Ein Volumen von 100 Mrd. Euro hatte die Bundesregierung für KfW-Notkredite vorgesehen, als das Kredit-Programm Ende März an den Start ging. Sie sollen Unternehmen, die Corona-bedingt in finanzielle Schwierigkeiten stecken, Liquidität verschaffen. Die KfW übernimmt dabei einen Großteil des Risikos, für Großunternehmen bis zu 80 Prozent, bei kleinen und mittelständischen Unternehmen bis zu 90 Prozent. Mittlerweile hat die staatliche Förderbank 61.403 Anträge bewilligt (Stand: 12.06.2020). Das entspricht einer Summe von 46,9 Mrd. Euro. Vor allem im April nahm die Anzahl an Anträge um zwischenzeitlich bis zu 8000 Neuanträge pro Woche zu. Anfang Juni waren es dagegen zwischen 3000 und 4000 neue Anträge pro Woche.

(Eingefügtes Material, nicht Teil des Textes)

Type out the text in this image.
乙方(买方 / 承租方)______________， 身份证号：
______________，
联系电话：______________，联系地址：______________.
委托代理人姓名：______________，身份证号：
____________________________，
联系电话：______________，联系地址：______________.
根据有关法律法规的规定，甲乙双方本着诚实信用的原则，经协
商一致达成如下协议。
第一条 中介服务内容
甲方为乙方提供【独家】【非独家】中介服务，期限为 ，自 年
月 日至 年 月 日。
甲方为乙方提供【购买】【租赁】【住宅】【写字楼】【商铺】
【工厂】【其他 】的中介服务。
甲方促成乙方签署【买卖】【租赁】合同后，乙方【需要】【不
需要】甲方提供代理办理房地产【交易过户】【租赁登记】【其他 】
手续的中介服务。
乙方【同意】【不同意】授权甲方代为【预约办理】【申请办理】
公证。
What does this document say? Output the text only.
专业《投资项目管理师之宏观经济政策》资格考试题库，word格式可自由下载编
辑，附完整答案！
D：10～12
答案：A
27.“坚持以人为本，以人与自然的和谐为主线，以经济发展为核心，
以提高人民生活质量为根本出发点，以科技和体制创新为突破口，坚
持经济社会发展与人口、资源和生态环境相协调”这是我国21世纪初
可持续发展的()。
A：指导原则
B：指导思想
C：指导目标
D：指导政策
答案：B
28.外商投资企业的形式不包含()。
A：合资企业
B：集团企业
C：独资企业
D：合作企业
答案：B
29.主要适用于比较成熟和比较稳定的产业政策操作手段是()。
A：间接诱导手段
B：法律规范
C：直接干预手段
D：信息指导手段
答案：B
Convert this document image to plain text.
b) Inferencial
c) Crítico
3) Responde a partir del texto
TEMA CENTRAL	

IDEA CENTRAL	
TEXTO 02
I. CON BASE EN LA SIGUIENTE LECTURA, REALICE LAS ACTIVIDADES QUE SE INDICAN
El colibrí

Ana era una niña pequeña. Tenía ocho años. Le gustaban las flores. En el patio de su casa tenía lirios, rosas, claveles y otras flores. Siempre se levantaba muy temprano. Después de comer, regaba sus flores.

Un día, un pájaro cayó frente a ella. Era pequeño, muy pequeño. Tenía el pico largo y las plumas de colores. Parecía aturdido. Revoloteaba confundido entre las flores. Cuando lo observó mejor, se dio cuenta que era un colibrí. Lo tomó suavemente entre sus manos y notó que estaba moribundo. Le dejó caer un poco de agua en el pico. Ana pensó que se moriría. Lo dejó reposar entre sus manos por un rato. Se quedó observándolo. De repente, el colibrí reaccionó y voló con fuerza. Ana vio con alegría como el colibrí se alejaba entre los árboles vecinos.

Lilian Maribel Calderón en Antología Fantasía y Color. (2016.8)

#5 BIP: Stärkster Rückgang seit Finanzkrise von 2009

Um 2,2 Prozent ging das Bruttoinlandsprodukt (BIP) im ersten Quartal im Vergleich zum Vorquartal zurück. Das Statistische Bundesamt bewertete den Abfall als stärksten Rückgang seit der Finanzkrise. Im europäischen Vergleich ist Deutschland damit aber noch nahezu glimpflich davongekommen: In Frankreich und in Italien sank die Wirtschaftsleistung um mehr als das Doppelte. Das weltweite BIP schrumpfte preisbereinigt und im Vergleich zu Ende 2019 um 2,9 Prozent.

Einbruch des BIP in Deutschland (in %)


source: tradingeconomics.com

Auch für das zweite Quartal ist Prognosen zufolge mit einem weiteren Rückgang zu rechnen. Grund sind auch hier die Lockdown-Maßnahmen zur Bekämpfung der Pandemie. Die Bundesregierung rechnet für das Jahr 2020 bereits mit einem Einbruch der Wirtschaftsleistung um 6,3 Prozent. Einige Wirtschaftsforschungsinstitute gehen sogar von einem noch stärkeren Einbruch aus. Die globale Wirtschaftsleistung soll einer OECD-Prognose zufolge um 6,0 Prozent schrumpfen.